Have you heard the good news? We’re in the midst of a Western revival in menswear. That’s right, the cowboy look is back, and I for one am ready to take to the rooftops and let loose a hardy ‘yeehaw!’ (Just how that will play in central Edinburgh remains to be seen). I’m always happy these days to see a pair of cowboy boots or a Stetson Open Road cross on my Instagram feed, and doubly so for a good kerchief or a cheeky bit of fringe. (If your own feed is in need of some rodeo flair, check out folks like @1lrg, @wayne97677, @mori.nl, and @corymahlke.)
All of which is to say, if you’re at all cowboy curious, now is a great time to dive into the world of ranchwear. And there’s no better place to start than with a Western shirt.
It’s a garment that was born in the nineteenth century from settlers moving into America’s western territories. Given the comparative isolation and sparseness of western outposts, textiles like cotton or wool were often hard to come by. So settlers took inspiration from Native American populations in the region and opted for simple pullover shirts made of animal skins. But leading up to the turn of the twentieth century, as railways began to stretch across the U.S., readier access to a variety of textiles allowed for the development of the type of shirt that’s more familiar to a modern eye.
These would feature identifying traits like longer tail lengths to avoid untucking while on horseback and pointed yolks across the back and chest for added support and durability. The now-standard snap buttons were first introduced in the 1940s by Rockmount Ranch Wear founder, Jack A. Weil, to improve functionality for cowboys and rodeo riders in case their cuffs got snagged.
Western wear has long been the stuff of myth in America and beyond. Buffalo Bill Cody’s travelling Wild West show sparked the first wave of cultural interest back in 1883, but it was the early- and mid-twentieth century that took a collective obsession with all things Western to new heights. With the rise of popular culture came an attendant craze for country music and the countless cowboys that graced big and small screens alike.

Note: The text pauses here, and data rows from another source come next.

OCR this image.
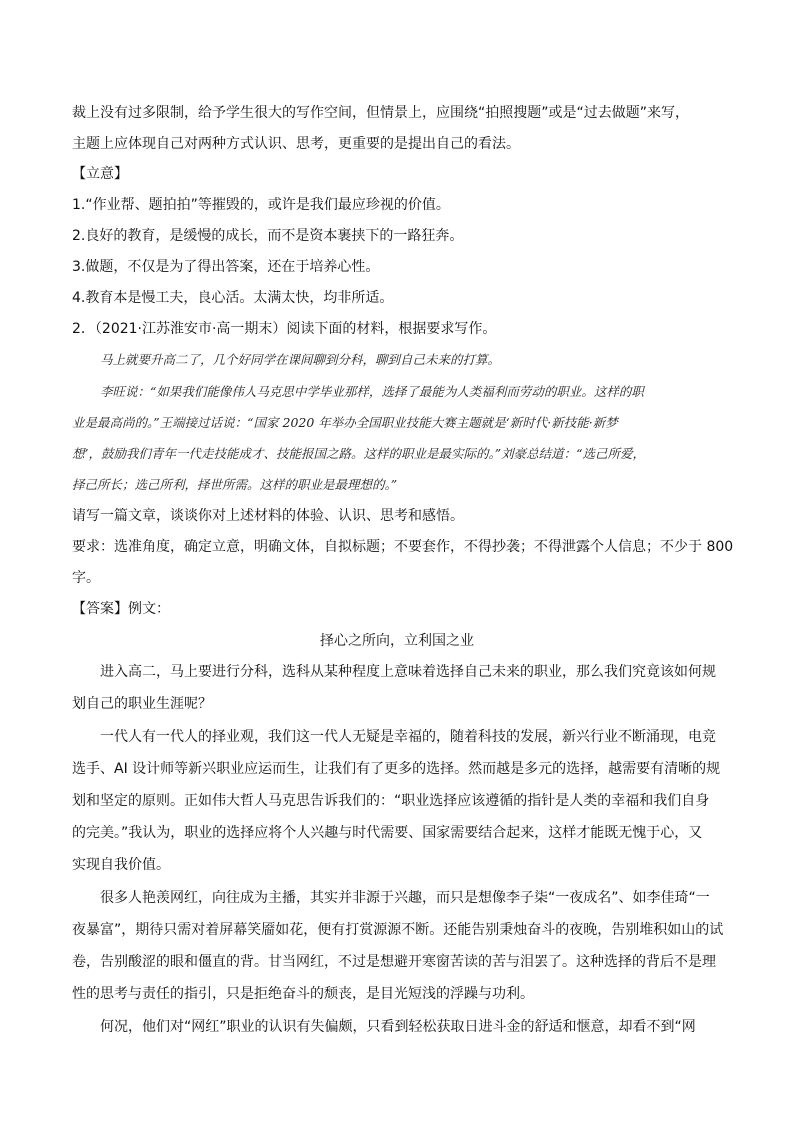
裁上没有过多限制，给予学生很大的写作空间，但情景上，应围绕“拍照搜题”或是“过去做题”来写，
主题上应体现自己对两种方式认识、思考，更重要的是提出自己的看法。
【立意】
1.“作业帮、题拍拍”等摧毁的，或许是我们最应珍视的价值。
2.良好的教育，是缓慢的成长，而不是资本裹挟下的一路狂奔。
3.做题，不仅是为了得出答案，还在于培养心性。
4.教育本是慢工夫，良心活。太满太快，均非所适。
2．（2021·江苏淮安市·高一期末）阅读下面的材料，根据要求写作。
马上就要升高二了，几个好同学在课间聊到分科，聊到自己未来的打算。
李旺说：“如果我们能像伟人马克思中学毕业那样，选择了最能为人类福利而劳动的职业。这样的职
业是最高尚的。”王端接过话说：“国家 2020 年举办全国职业技能大赛主题就是‘新时代·新技能·新梦
想’，鼓励我们青年一代走技能成才、技能报国之路。这样的职业是最实际的。”刘豪总结道：“选己所爱，
择己所长；选己所利，择世所需。这样的职业是最理想的。”
请写一篇文章，谈谈你对上述材料的体验、认识、思考和感悟。
要求：选准角度，确定立意，明确文体，自拟标题；不要套作，不得抄袭；不得泄露个人信息；不少于 800
字。
【答案】例文：
择心之所向，立利国之业
进入高二，马上要进行分科，选科从某种程度上意味着选择自己未来的职业，那么我们究竟该如何规
划自己的职业生涯呢？
一代人有一代人的择业观，我们这一代人无疑是幸福的，随着科技的发展，新兴行业不断涌现，电竞
选手、AI 设计师等新兴职业应运而生，让我们有了更多的选择。然而越是多元的选择，越需要有清晰的规
划和坚定的原则。正如伟大哲人马克思告诉我们的：“职业选择应该遵循的指针是人类的幸福和我们自身
的完美。”我认为，职业的选择应将个人兴趣与时代需要、国家需要结合起来，这样才能既无愧于心，又
实现自我价值。
很多人艳羡网红，向往成为主播，其实并非源于兴趣，而只是想像李子柒“一夜成名”、如李佳琦“一
夜暴富”，期待只需对着屏幕笑靥如花，便有打赏源源不断。还能告别秉烛奋斗的夜晚，告别堆积如山的试
卷，告别酸涩的眼和僵直的背。甘当网红，不过是想避开寒窗苦读的苦与泪罢了。这种选择的背后不是理
性的思考与责任的指引，只是拒绝奋斗的颓丧，是目光短浅的浮躁与功利。
何况，他们对“网红”职业的认识有失偏颇，只看到轻松获取日进斗金的舒适和惬意，却看不到“网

This twentieth-century craze for all things ranch-related is what added some glitz to the Western shirt. The eye-catching embroidery and piping that colours the shirts of many a modern cowboy first drew inspiration from the elaborate decorations of Mexican vaquero wear and the battle shirts of Confederate soldiers. But, thanks to a keen and ever-growing audience, this soon evolved into a costume that would help make rodeo and subsequently rhinestone cowboys more easily identifiable.
In this sense, despite its very specific cultural and geographical associations, the Western shirt has essentially always been a multicultural garment. And it’s one that has certainly enjoyed a diverse following in its history. Perhaps its first international home was post-WWII Japan, a country whose celebrated embrace of vintage Americana thrives to this day. After America’s own Western pop cultural heyday, cowboy shirts enjoyed something of a revival among the country’s teenagers in the 1970s and 2000s, and tops with pointed yokes and pearl snap buttons are perennial must-haves in women’s fashion. They have also become the signatures of people as varied as fashion designer Ralph Lauren, venture capitalist Chris Sacca, and British rocker Chris Turpin.
So, don’t hold back if you’re keen on a spot of cowboy cosplay. Get yourself a Western shirt today.